DOHA, Qatar (CNN) -- Coalition forces battled serious Iraqi resistance Friday at a town near the Syrian border that at one time may have been a key site for Saddam Hussein's nuclear program.

U.S. Central Command's deputy director of operations, Brig. Gen. Vincent Brooks, said coalition forces had "been effective in reducing some of the defensive forces" at Qaim but had more to go.

As a border town under Iraqi control, Brooks added, Qaim offered the possibility of escape for regime leaders as well as an entry point for weapons and fighters from other countries.

Brooks said the Iraqis spirited defense of the area -- as Iraqi forces elsewhere laid down their weapons and left the battlefield -- "causes it to be of interest to us."

"It obviously is of interest to the regime," he said.

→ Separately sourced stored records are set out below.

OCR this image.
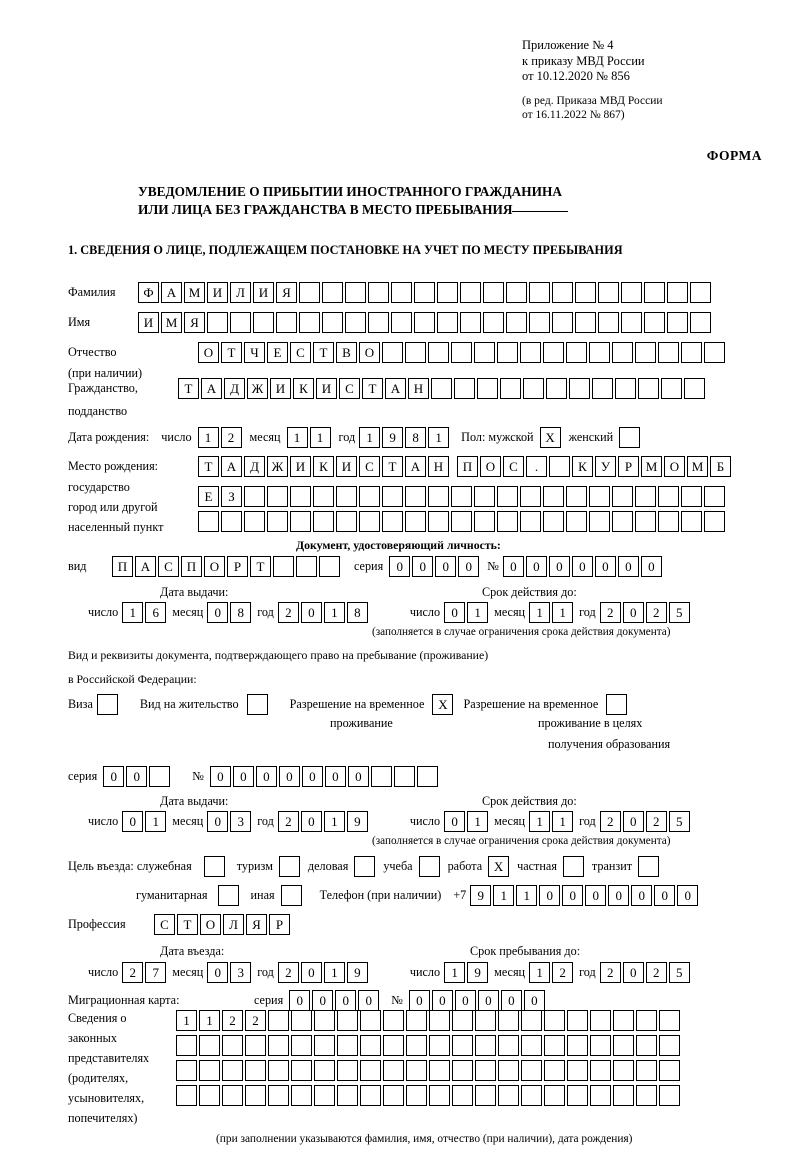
Приложение № 4
к приказу МВД России
от 10.12.2020 № 856
(в ред. Приказа МВД России
от 16.11.2022 № 867)
ФОРМА
УВЕДОМЛЕНИЕ О ПРИБЫТИИ ИНОСТРАННОГО ГРАЖДАНИНА
ИЛИ ЛИЦА БЕЗ ГРАЖДАНСТВА В МЕСТО ПРЕБЫВАНИЯ
1. СВЕДЕНИЯ О ЛИЦЕ, ПОДЛЕЖАЩЕМ ПОСТАНОВКЕ НА УЧЕТ ПО МЕСТУ ПРЕБЫВАНИЯ
Фамилия	Ф	А М И	Л	И	Я
Имя	И М Я
Отчество	О	Т	Ч	Е	С	Т	В	О
(при наличии)
Гражданство,	Т	А	Д Ж И	К	И	С	Т	А	Н
подданство
Дата рождения: число	1	2	месяц	1	1	год 1	9	8	1	Пол: мужской Х	женский
Место рождения:	Т	А	Д Ж И	К	И	С	Т	А	Н	П	О	С	.	К	У	Р	М О М	Б
государство
Е	З
город или другой
населенный пункт
Документ, удостоверяющий личность:
вид	П	А	С	П	О	Р	Т	серия	0	0	0	0	№ 0	0	0	0	0	0	0
Дата выдачи:	Срок действия до:
число 1	6	месяц 0	8	год 2	0	1	8	число 0	1	месяц 1	1	год 2	0	2	5
(заполняется в случае ограничения срока действия документа)
Вид и реквизиты документа, подтверждающего право на пребывание (проживание)
в Российской Федерации:
Виза	Вид на жительство	Разрешение на временное	Х	Разрешение на временное
проживание	проживание в целях
получения образования
серия	0	0	№	0	0	0	0	0	0	0
Дата выдачи:	Срок действия до:
число 0	1	месяц 0	3	год 2	0	1	9	число 0	1	месяц 1	1	год 2	0	2	5
(заполняется в случае ограничения срока действия документа)
Цель въезда: служебная	туризм	деловая	учеба	работа Х	частная	транзит
гуманитарная	иная	Телефон (при наличии) +7 9	1	1	0	0	0	0	0	0	0
Профессия	С	Т	О	Л	Я	Р
Дата въезда:	Срок пребывания до:
число 2	7	месяц 0	3	год 2	0	1	9	число 1	9	месяц 1	2	год 2	0	2	5
Миграционная карта:	серия	0	0	0	0	№	0	0	0	0	0	0
Сведения о
законных
представителях
(родителях,
усыновителях,
попечителях)
1	1	2	2
(при заполнении указываются фамилия, имя, отчество (при наличии), дата рождения)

"Qaim is an area we know to be located in such a way it could be used for the launching of surface-to-surface missiles that would range neighboring countries and threaten them," Brooks said. "We know that it historically had been used for that purpose and we know there is a capability to deliver weapons of mass destruction."

Activity reported in 2001

As recently as early 2001, German intelligence reported that activity had been observed at a uranium processing facility in Qaim, 260 miles west of Baghdad, and that Iraq could have nuclear weapons capable of reaching Europe by 2005.

Coalition forces bombed the Qaim facility during the 1991 Gulf War.

The facility, reportedly the sole producer of refined uranium ore in Iraq from 1984 to 1990, processed uranium extracted from phosphate mined at the Akashat mine southwest of Qaim.

U.N. weapons inspectors visited the mine and the Qaim facility twice during the U.N.'s last attempt to disarm Iraq before the U.S.-led coalition launched the war in Iraq.

Iraq's nuclear officials said Akashat's phosphate and the processing plant in Qaim were used only for fertilizer.

Akashat is located near the border crossing into Syria on Iraqi Highway 10, which coalition forces secured Friday with the surrender of the Iraqi colonel in charge of the crossing.

EDITOR'S NOTE: CNN's policy is to not report information that puts operational security at risk.